Des années 80 que vous avez justement reconstituées où ?
En Ukraine ! A Kiev, nous avons même trouvé un métro qui ressemble tellement à celui de Moscou. A 400 kilomètres de là, nous avons trouvé avec Karkoff une ville encore plein de statues de l’époque soviétique, lesquelles n’existent plus à Moscou. Quant aux scènes, nous les avons tournées à Helsinki, dans un vieux quartier construit par des architectes russes. De la Russie véritable, il n’y a dans le film que quatre plans, volés d’ailleurs, sous couvert d’une publicité pour Coca-Cola. Nous étions trois à jouer les espions amateurs, aidés par une productrice russe qui a loué les services d’un policier russe d’un mètre quatre-vingt-quinze.
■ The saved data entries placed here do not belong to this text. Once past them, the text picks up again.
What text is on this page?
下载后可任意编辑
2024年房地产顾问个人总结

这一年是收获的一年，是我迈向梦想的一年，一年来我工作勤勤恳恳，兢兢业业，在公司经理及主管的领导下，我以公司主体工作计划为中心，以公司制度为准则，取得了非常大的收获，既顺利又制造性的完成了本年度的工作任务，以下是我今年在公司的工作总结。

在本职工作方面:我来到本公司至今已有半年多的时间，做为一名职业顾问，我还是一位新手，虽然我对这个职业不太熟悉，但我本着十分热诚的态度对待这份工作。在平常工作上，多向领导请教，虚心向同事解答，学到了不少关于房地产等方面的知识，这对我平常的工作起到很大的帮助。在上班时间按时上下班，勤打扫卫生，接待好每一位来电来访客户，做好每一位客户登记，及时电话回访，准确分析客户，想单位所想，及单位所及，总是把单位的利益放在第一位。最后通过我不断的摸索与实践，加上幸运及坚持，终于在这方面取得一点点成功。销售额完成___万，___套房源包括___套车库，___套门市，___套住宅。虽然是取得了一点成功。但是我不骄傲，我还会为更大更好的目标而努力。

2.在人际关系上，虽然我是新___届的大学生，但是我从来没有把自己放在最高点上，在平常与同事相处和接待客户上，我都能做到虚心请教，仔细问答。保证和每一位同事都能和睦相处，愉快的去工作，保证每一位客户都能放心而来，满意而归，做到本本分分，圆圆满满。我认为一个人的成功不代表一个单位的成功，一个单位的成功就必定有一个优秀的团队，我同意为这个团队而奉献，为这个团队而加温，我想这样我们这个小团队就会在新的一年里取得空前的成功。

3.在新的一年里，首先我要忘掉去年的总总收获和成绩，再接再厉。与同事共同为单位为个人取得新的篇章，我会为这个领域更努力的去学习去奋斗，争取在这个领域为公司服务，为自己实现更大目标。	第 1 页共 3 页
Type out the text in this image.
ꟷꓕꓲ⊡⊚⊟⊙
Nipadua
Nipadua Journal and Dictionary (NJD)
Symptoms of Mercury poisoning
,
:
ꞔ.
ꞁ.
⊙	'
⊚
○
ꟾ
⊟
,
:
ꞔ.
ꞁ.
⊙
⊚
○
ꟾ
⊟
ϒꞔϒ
Planté près de la caméra au moment où nous avons mis en boîte les images de notamment l’université de Moscou et de la place Rouge, personne n’a osé nous questionner sur ce que nous faisions là !
Au départ, nous devions effectivement tourner en Russie, à Moscou. Nous avions même un partenaire de poids avec le réalisateur Nikita Mikhalkov, l’une des personnalités les plus influentes du cinéma russe. Confiant, il nous avait garanti des prises de vues sur les sites de notre choix. Au final, il n’a obtenu aucune autorisation. Impossible de faire sans. Le premier interprète de Farewell nous a également fait faux-bond, après avoir reçu à Paris un coup de téléphone de l’ambassadeur russe lui demandant pourquoi il tenait tant à jouer un traître… Nous étions à six semaines du tournage et tous les autres comédiens russes se sont retirés du projet. Des pressions qui venaient de haut, de très haut.
Mais vous vous en êtes toutefois bien tiré en engageant Emir Kusturica…
Emir a accepté de tenir le rôle du fait de la dimension humaine du rôle. Farewell l’a personnellement touché, surtout parce que le scénario insistait sur la vie privée de l’espion, la sphère familiale dans laquelle il évoluait. Accord donné, Emir s’est mis au travail. Très dur pour lui de se mettre dans la peau d’un acteur, d’un personnage aussi présent à l’écran et qui doit parler français, russe. D’autant moins évident pour lui que, le français, il le comprend bien sans vraiment le pratiquer. Que, du russe, il avait tout oublié ou presque depuis l’école où son enseignement était obligatoire en Yougoslavie. Emir a vraiment pris des risques avec L’Affaire Farewell ; on peut même dire qu’il s’est réellement mis à poil ! Merci aux autorités russes de m’avoir, malgré elles, conduit à lui.